The following requirements must be met:
• All TPM configurations must comply with local laws and regulations.
• Firmware-based components that implement TPM capabilities must implement version 2.0 of the TPM specification.
• An EK certificate must either be pre-provisioned to the TPM by the hardware vendor or be capable of being retrieved by the device during the first boot experience.
• It must ship with SHA-256 PCR banks and implement PCRs 0 through 23 for SHA-256. Note that it is acceptable to ship TPMs with a single switchable PCR bank that can be utilized for SHA-256 measurements.
• It must support TPM2_HMAC command.
So far, nothing unusual. But the document then goes on to say:
A UEFI firmware option to turn off the TPM is not required. Upon approval from Microsoft, OEM systems for special purpose commercial systems, custom order, and customer systems with a custom image are not required to ship with a TPM support enabled.
In short, this means that it will be possible to install Windows 11 on systems that do not meet the normal minimum requirement specs, and lack TPM 2.0. The question is how this will be made possible -- and, indeed, why?
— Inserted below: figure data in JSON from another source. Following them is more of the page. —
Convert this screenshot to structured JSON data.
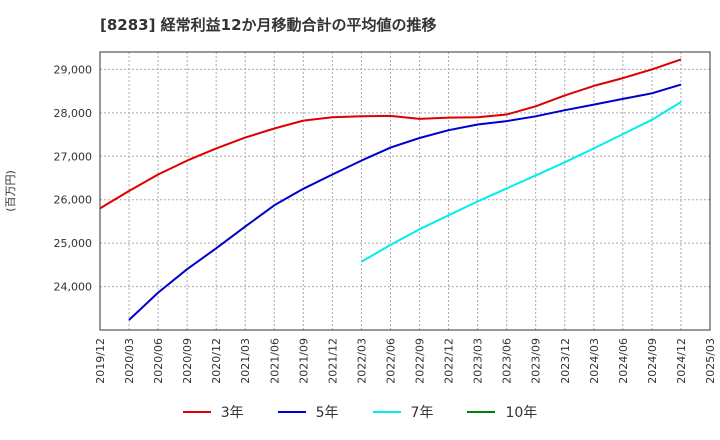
{
  "title": "[8283]  経常利益12か月移動合計の平均値の推移",
  "chart_data": {
    "type": "line",
    "title": "[8283]  経常利益12か月移動合計の平均値の推移",
    "ylabel": "(百万円)",
    "xlabel": "",
    "x_ticks": [
      "2019/12",
      "2020/03",
      "2020/06",
      "2020/09",
      "2020/12",
      "2021/03",
      "2021/06",
      "2021/09",
      "2021/12",
      "2022/03",
      "2022/06",
      "2022/09",
      "2022/12",
      "2023/03",
      "2023/06",
      "2023/09",
      "2023/12",
      "2024/03",
      "2024/06",
      "2024/09",
      "2024/12",
      "2025/03"
    ],
    "y_ticks": [
      "24,000",
      "25,000",
      "26,000",
      "27,000",
      "28,000",
      "29,000"
    ],
    "y_tick_values": [
      24000,
      25000,
      26000,
      27000,
      28000,
      29000
    ],
    "ylim": [
      23000,
      29400
    ],
    "xlim": [
      "2019/12",
      "2025/03"
    ],
    "grid": true,
    "legend_position": "bottom",
    "series": [
      {
        "name": "3年",
        "color": "#dd0000",
        "points": [
          [
            "2019/12",
            25800
          ],
          [
            "2020/03",
            26200
          ],
          [
            "2020/06",
            26580
          ],
          [
            "2020/09",
            26900
          ],
          [
            "2020/12",
            27180
          ],
          [
            "2021/03",
            27430
          ],
          [
            "2021/06",
            27640
          ],
          [
            "2021/09",
            27820
          ],
          [
            "2021/12",
            27900
          ],
          [
            "2022/03",
            27920
          ],
          [
            "2022/06",
            27930
          ],
          [
            "2022/09",
            27860
          ],
          [
            "2022/12",
            27890
          ],
          [
            "2023/03",
            27900
          ],
          [
            "2023/06",
            27960
          ],
          [
            "2023/09",
            28150
          ],
          [
            "2023/12",
            28400
          ],
          [
            "2024/03",
            28620
          ],
          [
            "2024/06",
            28800
          ],
          [
            "2024/09",
            29000
          ],
          [
            "2024/12",
            29230
          ]
        ]
      },
      {
        "name": "5年",
        "color": "#0000cc",
        "points": [
          [
            "2020/03",
            23230
          ],
          [
            "2020/06",
            23860
          ],
          [
            "2020/09",
            24400
          ],
          [
            "2020/12",
            24880
          ],
          [
            "2021/03",
            25380
          ],
          [
            "2021/06",
            25870
          ],
          [
            "2021/09",
            26250
          ],
          [
            "2021/12",
            26580
          ],
          [
            "2022/03",
            26900
          ],
          [
            "2022/06",
            27200
          ],
          [
            "2022/09",
            27420
          ],
          [
            "2022/12",
            27600
          ],
          [
            "2023/03",
            27730
          ],
          [
            "2023/06",
            27810
          ],
          [
            "2023/09",
            27920
          ],
          [
            "2023/12",
            28060
          ],
          [
            "2024/03",
            28190
          ],
          [
            "2024/06",
            28320
          ],
          [
            "2024/09",
            28450
          ],
          [
            "2024/12",
            28650
          ]
        ]
      },
      {
        "name": "7年",
        "color": "#00eeee",
        "points": [
          [
            "2022/03",
            24570
          ],
          [
            "2022/06",
            24960
          ],
          [
            "2022/09",
            25320
          ],
          [
            "2022/12",
            25640
          ],
          [
            "2023/03",
            25960
          ],
          [
            "2023/06",
            26260
          ],
          [
            "2023/09",
            26560
          ],
          [
            "2023/12",
            26860
          ],
          [
            "2024/03",
            27180
          ],
          [
            "2024/06",
            27510
          ],
          [
            "2024/09",
            27840
          ],
          [
            "2024/12",
            28250
          ]
        ]
      },
      {
        "name": "10年",
        "color": "#008000",
        "points": []
      }
    ]
  },
  "colors": {
    "gridline": "#aaaaaa",
    "plot_border": "#333333",
    "tick_label": "#333333"
  }
}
While the document says such installations will require "approval from Microsoft", it is hard to imagine that whatever method is involved in enabling Windows 11 to be installed on systems without TPM 2.0 will not leak. Whether there is a registry hack, a hidden setting, or some sort of patch, this will almost certainly be leaked or hacked. And this may -- just may -- force Microsoft to rethink it's minimum requirements.
After all, if TPM 2.0 is not needed in all circumstances, is it really needed in any?